Com a mudança, usuários vão poder pedir tratamentos fora da lista da agência

O presidente Jair Bolsonaro (PL) sancionou nesta quarta-feira (21) o projeto de lei que obriga os planos de saúde a arcarem com tratamentos que não estejam na lista de referência básica da ANS (Agência Nacional de Saúde Suplementar).

A proposta coloca fim ao chamado rol taxativo da ANS. E restabelece, assim, o rol exemplificativo ao determinar que a lista de procedimentos da agência serve apenas como referência para os planos de saúde —e não significa que os itens que constam no documento são os únicos que devem ser cobertos.

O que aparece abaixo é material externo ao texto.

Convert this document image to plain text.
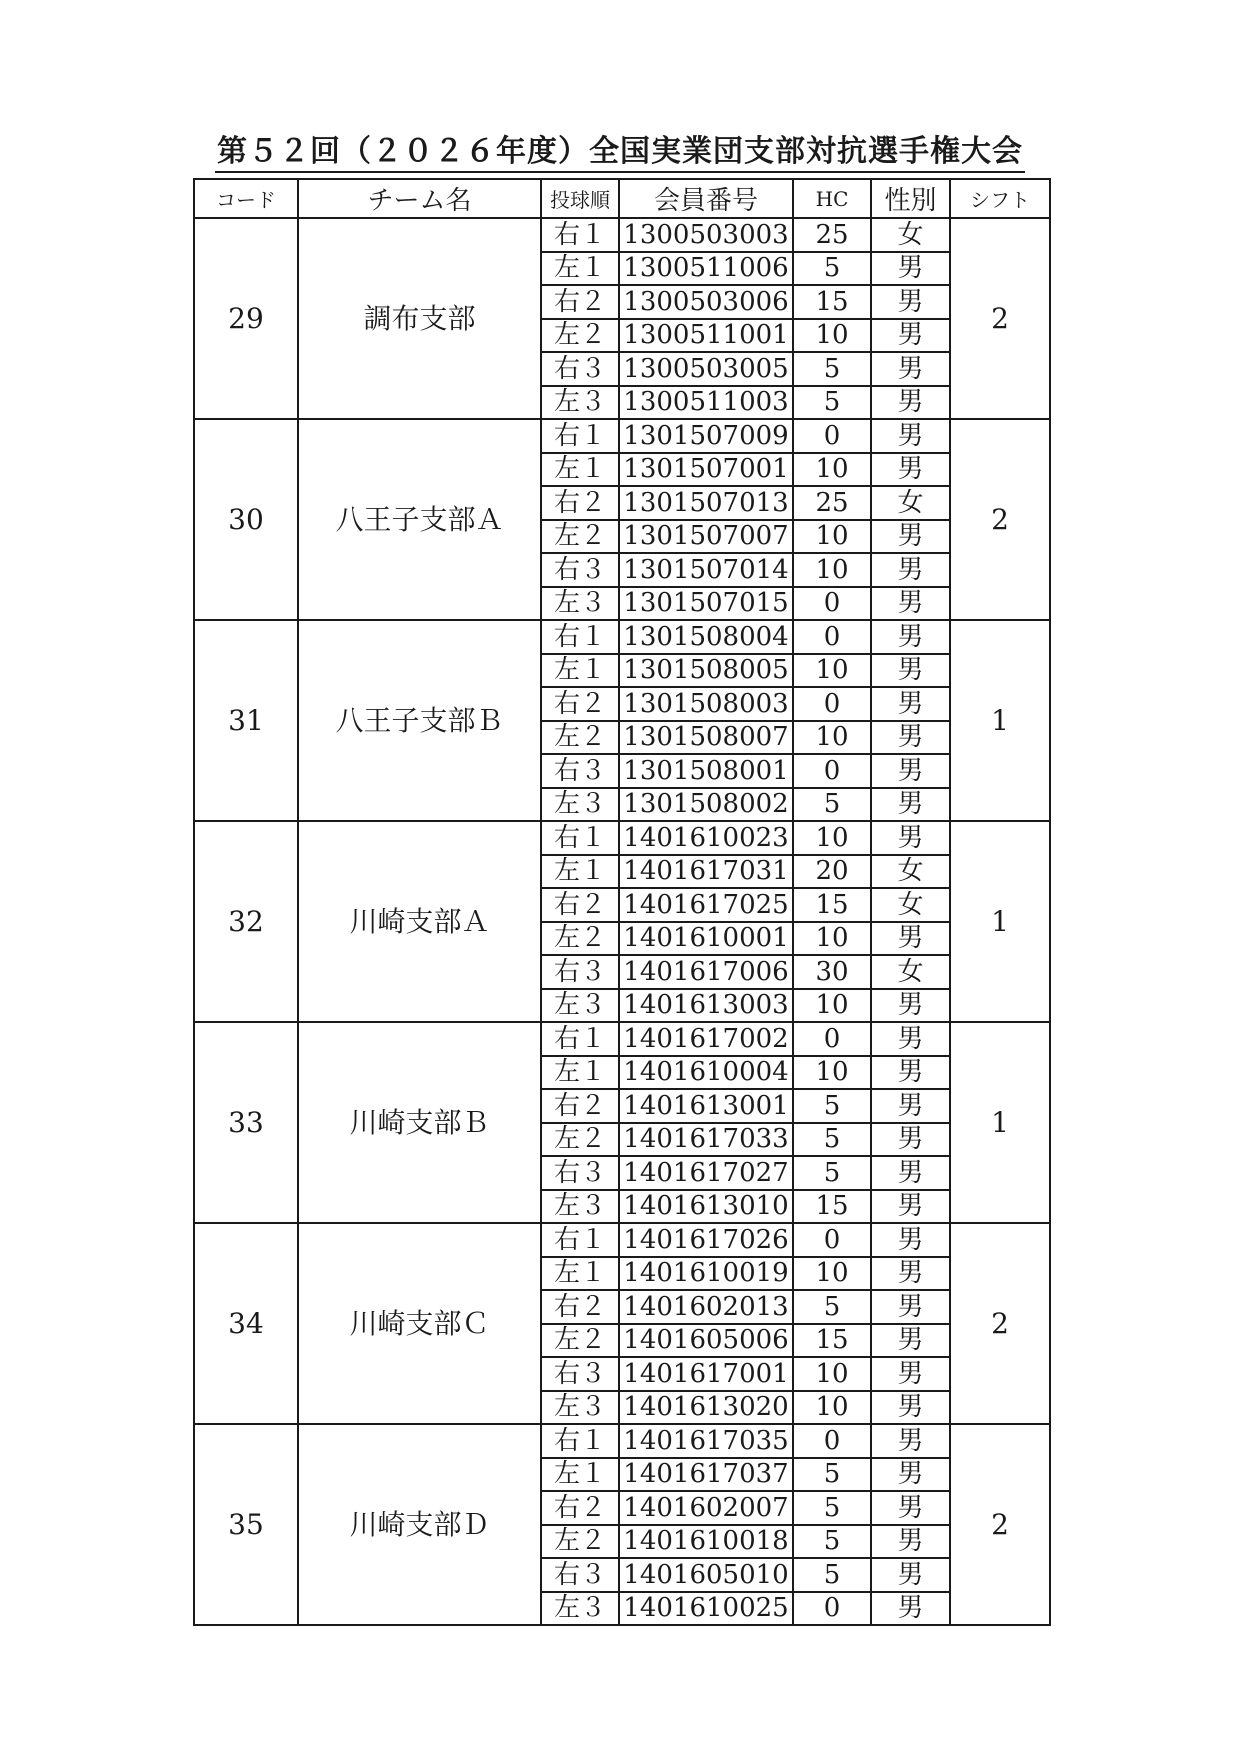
第５２回（２０２６年度）全国実業団支部対抗選手権大会
コード	チーム名	投球順	会員番号	HC	性別	シフト
29	調布支部	右１	1300503003	25	女	2
		左１	1300511006	5	男	
		右２	1300503006	15	男	
		左２	1300511001	10	男	
		右３	1300503005	5	男	
		左３	1300511003	5	男	
30	八王子支部Ａ	右１	1301507009	0	男	2
		左１	1301507001	10	男	
		右２	1301507013	25	女	
		左２	1301507007	10	男	
		右３	1301507014	10	男	
		左３	1301507015	0	男	
31	八王子支部Ｂ	右１	1301508004	0	男	1
		左１	1301508005	10	男	
		右２	1301508003	0	男	
		左２	1301508007	10	男	
		右３	1301508001	0	男	
		左３	1301508002	5	男	
32	川崎支部Ａ	右１	1401610023	10	男	1
		左１	1401617031	20	女	
		右２	1401617025	15	女	
		左２	1401610001	10	男	
		右３	1401617006	30	女	
		左３	1401613003	10	男	
33	川崎支部Ｂ	右１	1401617002	0	男	1
		左１	1401610004	10	男	
		右２	1401613001	5	男	
		左２	1401617033	5	男	
		右３	1401617027	5	男	
		左３	1401613010	15	男	
34	川崎支部Ｃ	右１	1401617026	0	男	2
		左１	1401610019	10	男	
		右２	1401602013	5	男	
		左２	1401605006	15	男	
		右３	1401617001	10	男	
		左３	1401613020	10	男	
35	川崎支部Ｄ	右１	1401617035	0	男	2
		左１	1401617037	5	男	
		右２	1401602007	5	男	
		左２	1401610018	5	男	
		右３	1401605010	5	男	
		左３	1401610025	0	男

Por isso, os beneficiários dos planos poderão requerer a cobertura dos tratamentos que não estejam na lista. É necessário apenas que haja comprovação científica ou que o tratamento seja reconhecido por alguma agência estrangeira.

O Congresso Nacional concluiu no fim de agosto a tramitação do projeto de lei que colocou fim ao rol taxativo da ANS. A iniciativa legislativa veio como resposta à decisão do STJ (Superior Tribunal de Justiça), que em junho determinou que os planos de saúde não seriam obrigados a cobrir tratamentos fora da lista da agência.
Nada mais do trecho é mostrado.